Antifa-Faschisten, Linke und Grüne blockieren Frauendemo in Berlin

Weitgehend unbeachtete Machtergreifung?

antifa_berlin
Antifa-Faschisten

Die Demo gegen Frauenverachtung und Frauengewalt durch eingewanderte Schutzsuchende ist wohl eine rechte Veranstaltung. Aufgerufen hat eine Deutsch-Kurdin, die AfD-Mitglied ist. Mehr als tausend Teilnehmer trauten sich trotz der Pöbeleien durch Grüne, Sozialisten und Antifa-Faschisten zu kommen. Der U-Bahnhof am Startpunkt war geperrt, die Züge fuhren durch. Weil die Gegendemonstranten auf dem Bahnsteig Putz machen würden, wie ein Polizist sagte.

Die Demo kam nicht beim behördlich genehmigten Ziel, dem Kanzleramt, an, weil eine Antifa-Horde den Weg blockierte. Antifaschist Ströbele lässt sich triumphierend fotografieren.

Die Berliner Polizei sah sich außerstande, das Demonstrationsrecht angesichts des aggressiven grünlinken Mobs zu gewährleisten. Immerhin rieten sie Demonstrationsteilnehmern, vorsichtig zu sein. Zwischen Gegendemonstranten und Polizei kam es zu „Rangeleien“. Der linke Berliner Tagesspiegel nennt es so und berichtet, dass Polizisten nach den „Rangeleien“ verletzt ins Krankenhaus mussten. Lapidar meldet das Leitmedium: „Frauenmarsch“ der AfD blockiert. Kein Wort darüber, dass der Staat darauf verzichtet, das Demonstrationsrecht durchzusetzen. Kein Wort darüber, dass der Staat auf sein Gewaltmonopol verzichtet.

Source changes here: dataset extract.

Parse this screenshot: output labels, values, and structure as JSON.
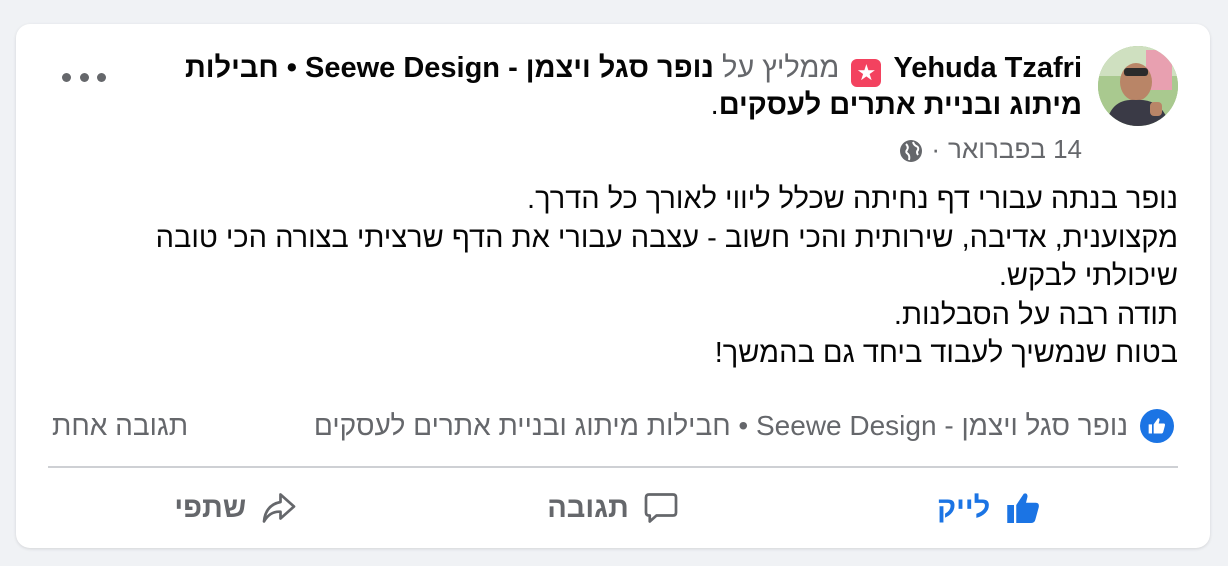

Über die „Rangeleien“ erfährt man hier mehr.

Reporter konnte das Berliner Leitmedium Tagesspiegel nicht entsenden. (Die schreiben sicher über die Nazistadt Cottbus oder das braune Sachsen.) Man kauft den Bericht bei dpa und übernimmt ungeprüft deren Zahlendreher: Es wären mehr Gegendemonstranten gewesen als Demonstranten. Die Mainstream-Medien, inklusive ÖR-TV, feiern den Sieg Ströbeles und seiner Linksextremisten über das Grundgesetz. Dass die Antifa jetzt in Berlin darüber entscheidet, ob eine genehmigte Demonstration stattfindet oder nicht, war den Unbelangbaren von der Vierten Gewalt keine Zeile wert. „Wehret den Anfängen!“ gilt nur für die, die nicht grün oder links sind.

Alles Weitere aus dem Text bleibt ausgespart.